Certainly defining the obvious would take no skill, require no special thought. There were the huge crowds as expected, mountains of flowers, long camera views of ancient buildings that have stood the test of time and history, survived wars and the chaos of Mankind. There was the Queen, relenting finally to harsh public criticism and breaking with protocol, speaking to her subjects about the loss of a person of special value, doing her stiff upper-lipped best to radiate even a dab of sincerity and warmth through that frosty coating of Royal Reserve and perhaps succeeding just barely. There was the long and solemn cortege, the flag-draped casket resting atop a cannon carriage, winding along streets old as the ages. And pacing behind that the dead princess' young sons, the eldest now perhaps thrust into the space his mother left, the youngest perhaps not yet realizing the full depth of his loss. And there was ex-husband Charles, the Prince Charming who became a frog in Diana's eyes, the man destined to someday be king, but who may not now if some are correct. His father Prince Philip marched along also, no doubt in an attempt to show that the monarchy did indeed have heart, despite all the grief Diana was said to have visited upon her royal in-laws.

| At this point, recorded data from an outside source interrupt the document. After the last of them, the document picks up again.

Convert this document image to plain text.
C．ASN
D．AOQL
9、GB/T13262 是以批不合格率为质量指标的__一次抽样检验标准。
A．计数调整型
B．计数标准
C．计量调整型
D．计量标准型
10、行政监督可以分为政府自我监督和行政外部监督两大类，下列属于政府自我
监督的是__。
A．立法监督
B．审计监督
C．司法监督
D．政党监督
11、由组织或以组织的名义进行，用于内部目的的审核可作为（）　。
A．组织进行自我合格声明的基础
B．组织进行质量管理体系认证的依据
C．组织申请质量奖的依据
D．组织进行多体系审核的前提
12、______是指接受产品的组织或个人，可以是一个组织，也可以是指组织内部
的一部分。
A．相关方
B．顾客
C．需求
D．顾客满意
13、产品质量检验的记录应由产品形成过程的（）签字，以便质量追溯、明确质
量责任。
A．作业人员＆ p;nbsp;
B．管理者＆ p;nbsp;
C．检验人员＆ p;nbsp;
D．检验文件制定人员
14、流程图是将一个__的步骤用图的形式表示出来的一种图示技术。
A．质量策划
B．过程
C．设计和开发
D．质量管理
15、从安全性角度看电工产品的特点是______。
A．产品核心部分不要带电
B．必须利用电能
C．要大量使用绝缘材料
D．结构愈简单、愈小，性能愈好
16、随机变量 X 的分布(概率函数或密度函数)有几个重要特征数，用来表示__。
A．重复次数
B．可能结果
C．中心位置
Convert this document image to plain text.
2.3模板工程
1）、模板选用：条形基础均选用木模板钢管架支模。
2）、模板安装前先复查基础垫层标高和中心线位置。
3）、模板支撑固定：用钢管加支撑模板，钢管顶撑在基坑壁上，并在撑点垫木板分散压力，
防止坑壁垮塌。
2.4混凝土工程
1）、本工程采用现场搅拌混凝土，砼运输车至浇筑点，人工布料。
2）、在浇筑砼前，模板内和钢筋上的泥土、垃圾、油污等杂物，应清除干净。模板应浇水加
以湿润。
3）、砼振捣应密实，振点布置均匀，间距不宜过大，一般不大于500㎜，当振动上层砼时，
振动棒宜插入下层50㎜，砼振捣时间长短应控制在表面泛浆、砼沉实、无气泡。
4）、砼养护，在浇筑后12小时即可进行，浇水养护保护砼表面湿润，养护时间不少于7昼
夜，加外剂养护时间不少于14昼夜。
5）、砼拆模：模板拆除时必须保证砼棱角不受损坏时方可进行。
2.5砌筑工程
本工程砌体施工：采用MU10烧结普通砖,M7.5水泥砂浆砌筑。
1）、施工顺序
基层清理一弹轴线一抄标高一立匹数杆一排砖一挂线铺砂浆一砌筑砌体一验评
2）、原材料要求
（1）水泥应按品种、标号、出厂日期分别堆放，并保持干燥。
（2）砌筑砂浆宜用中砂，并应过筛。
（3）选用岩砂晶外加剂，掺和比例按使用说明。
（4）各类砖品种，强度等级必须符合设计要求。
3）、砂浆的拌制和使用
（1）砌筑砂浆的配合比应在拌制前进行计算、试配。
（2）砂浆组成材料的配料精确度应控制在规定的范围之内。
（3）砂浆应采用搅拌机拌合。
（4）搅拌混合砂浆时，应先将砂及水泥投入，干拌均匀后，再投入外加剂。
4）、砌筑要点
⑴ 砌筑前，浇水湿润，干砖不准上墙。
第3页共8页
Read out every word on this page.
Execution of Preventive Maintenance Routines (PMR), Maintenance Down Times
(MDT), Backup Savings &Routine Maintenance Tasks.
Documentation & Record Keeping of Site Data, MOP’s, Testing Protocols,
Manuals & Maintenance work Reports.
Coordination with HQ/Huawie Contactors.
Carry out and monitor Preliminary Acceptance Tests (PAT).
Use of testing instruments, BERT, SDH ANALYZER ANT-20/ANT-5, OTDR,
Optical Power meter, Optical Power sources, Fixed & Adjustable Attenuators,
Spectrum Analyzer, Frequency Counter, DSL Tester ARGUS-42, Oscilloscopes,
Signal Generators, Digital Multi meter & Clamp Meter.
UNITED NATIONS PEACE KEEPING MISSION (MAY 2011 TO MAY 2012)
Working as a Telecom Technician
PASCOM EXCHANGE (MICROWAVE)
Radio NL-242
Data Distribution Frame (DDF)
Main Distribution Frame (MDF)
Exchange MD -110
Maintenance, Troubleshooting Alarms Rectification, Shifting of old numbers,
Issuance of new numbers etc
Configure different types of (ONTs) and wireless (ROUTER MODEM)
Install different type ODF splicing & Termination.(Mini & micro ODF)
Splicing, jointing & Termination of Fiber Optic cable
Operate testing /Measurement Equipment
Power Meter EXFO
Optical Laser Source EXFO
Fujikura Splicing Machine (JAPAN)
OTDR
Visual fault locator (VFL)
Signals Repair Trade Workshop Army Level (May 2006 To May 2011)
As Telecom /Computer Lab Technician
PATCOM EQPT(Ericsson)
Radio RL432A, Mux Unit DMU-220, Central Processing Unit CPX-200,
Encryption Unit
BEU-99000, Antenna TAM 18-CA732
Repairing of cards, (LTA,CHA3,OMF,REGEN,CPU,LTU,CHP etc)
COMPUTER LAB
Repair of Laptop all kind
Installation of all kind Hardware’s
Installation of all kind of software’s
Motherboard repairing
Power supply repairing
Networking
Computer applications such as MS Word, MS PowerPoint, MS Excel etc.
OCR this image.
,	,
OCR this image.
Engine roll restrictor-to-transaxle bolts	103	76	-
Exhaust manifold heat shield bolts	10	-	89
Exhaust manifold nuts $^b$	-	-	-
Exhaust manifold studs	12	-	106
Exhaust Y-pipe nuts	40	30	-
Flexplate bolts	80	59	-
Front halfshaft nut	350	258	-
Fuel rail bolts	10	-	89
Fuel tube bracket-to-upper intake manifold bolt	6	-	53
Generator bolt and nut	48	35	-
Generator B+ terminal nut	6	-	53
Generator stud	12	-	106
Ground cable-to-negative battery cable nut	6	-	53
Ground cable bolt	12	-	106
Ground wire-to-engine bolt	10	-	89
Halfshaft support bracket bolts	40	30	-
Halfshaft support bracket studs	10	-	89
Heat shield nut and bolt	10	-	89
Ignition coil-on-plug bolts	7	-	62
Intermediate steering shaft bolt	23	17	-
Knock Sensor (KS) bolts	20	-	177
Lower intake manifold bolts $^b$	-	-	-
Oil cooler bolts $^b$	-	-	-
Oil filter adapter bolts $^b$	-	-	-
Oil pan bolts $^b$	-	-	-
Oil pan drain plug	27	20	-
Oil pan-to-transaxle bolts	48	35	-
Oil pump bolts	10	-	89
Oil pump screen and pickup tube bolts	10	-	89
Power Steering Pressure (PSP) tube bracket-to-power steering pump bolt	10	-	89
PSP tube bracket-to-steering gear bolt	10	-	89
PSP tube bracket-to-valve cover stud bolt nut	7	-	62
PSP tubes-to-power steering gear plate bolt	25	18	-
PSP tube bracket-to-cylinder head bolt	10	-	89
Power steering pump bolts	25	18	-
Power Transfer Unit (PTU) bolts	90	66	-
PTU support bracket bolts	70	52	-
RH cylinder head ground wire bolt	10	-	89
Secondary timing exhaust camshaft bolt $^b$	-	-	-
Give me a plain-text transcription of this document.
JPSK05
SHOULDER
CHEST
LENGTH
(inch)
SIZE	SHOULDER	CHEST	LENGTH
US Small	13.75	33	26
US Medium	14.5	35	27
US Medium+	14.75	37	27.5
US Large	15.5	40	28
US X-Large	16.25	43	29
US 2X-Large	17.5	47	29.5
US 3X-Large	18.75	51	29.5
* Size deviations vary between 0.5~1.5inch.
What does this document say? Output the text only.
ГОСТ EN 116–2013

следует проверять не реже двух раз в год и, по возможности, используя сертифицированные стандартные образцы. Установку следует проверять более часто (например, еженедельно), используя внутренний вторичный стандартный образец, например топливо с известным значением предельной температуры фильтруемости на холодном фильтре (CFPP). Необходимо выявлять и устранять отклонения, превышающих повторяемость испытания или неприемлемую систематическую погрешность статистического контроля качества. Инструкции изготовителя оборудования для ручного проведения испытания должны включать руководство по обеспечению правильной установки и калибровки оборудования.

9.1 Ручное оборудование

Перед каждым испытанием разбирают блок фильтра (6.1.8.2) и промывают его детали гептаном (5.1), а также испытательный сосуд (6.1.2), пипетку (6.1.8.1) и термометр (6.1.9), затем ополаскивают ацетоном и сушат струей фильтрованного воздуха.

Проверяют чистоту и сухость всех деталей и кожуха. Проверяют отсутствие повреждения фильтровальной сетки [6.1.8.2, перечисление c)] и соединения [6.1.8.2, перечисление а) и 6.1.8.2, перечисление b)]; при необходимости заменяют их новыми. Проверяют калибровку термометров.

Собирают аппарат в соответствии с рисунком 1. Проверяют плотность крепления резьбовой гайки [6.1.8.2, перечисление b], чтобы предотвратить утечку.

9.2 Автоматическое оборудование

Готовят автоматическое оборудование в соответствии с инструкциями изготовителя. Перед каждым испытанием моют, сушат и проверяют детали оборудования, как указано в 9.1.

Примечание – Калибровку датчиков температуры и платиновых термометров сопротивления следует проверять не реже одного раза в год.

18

And finally there was her brother, Charles Spencer, his anger gleaming like the patina of fine old wood beneath the surface of emotions barely in check. It would rise to the top during the touching eulogy he would later give his fallen sister, seeping up in well-wrought words that would, like a shiny steel sword fired at the forge of just indignation, figuratively behead the royal family and the tabloid press all in one perfectly executed blow.

And there were the celebrities crowded into Westminster Abbey, the movie stars and opera singers rubbing elbows with the aristocracy, and with the few "common folk" associated with the various charities championed by the late princess who were invited. There was Elton John at the piano, struggling to maintain control of himself as he played his song memorializing Marilyn Monroe, a hit hurriedly rewritten to reflect the lost English Rose instead of Norma Jean, another prime example that fame doesn't necessarily equal happiness or longevity.

None of these things were really amazing, or beyond the pale of what was understandable even if they did surpass in scope what we are used to seeing. The grief of family and close friends is to be expected at such times and many times the funerals of movers and shakers take on grand proportions--albeit not proportions so grand as the ones we witnessed Saturday. If any president or head of state ever had a more spectacular send-off I'm not aware of it.

No, the inexplicable took its form in the action of the people; British people certainly, but people everywhere. Never before has the death of anyone touched so many people so deeply. If the mourning was palpable among the masses lining the tired old streets of London, it was no less so the faces of those watching the funeral ceremony on the big screen high above that infamous intersection of Broadway and 42nd Street in the heart of Manhattan. In cities large and small, in hamlets everywhere people were stricken with grief as though they had lost a member of their own family; even I, a cynic among cynics and a man not given to placing much faith in the value of celebrity, felt some strange sense of loss that I can't properly define, more like a feeling that the world was all of a sudden emptier.

I've thought about this but I don't know what to make of it, or what it says about the human race. It's always tempting to be glib and attribute the mass mourning to a human need to worship icons here in the physical realm, beings that we can see and appreciate, which might make it easier for us to have faith in the things we must belief solely on faith. Or you can blame it on celebrity worship, or the need for some to live vicariously through the deeds of others.

I've thought about it and none of those things really explain what happened and what is still happening. Somehow, a former kindergarten teacher who became a princess for a time captured a majority of hearts in the world. If you wrote that tale as a movie script you'd get laughed out of Tinseltown, it's so implausible.

I think her brother gave the best clue--the thing that got to us where it counts was her vulnerability. She might be beautiful and rich and famous, but the fears and doubts she had in herself shined out of those blue eyes sometimes when she peered up at that fetching angle. We sometimes saw in those eyes a frightened little girl who wanted to be loved and feared that she would not be.

As we now know, it was a fear badly misplaced. And she might well be as amazed as we all are by the turn of events.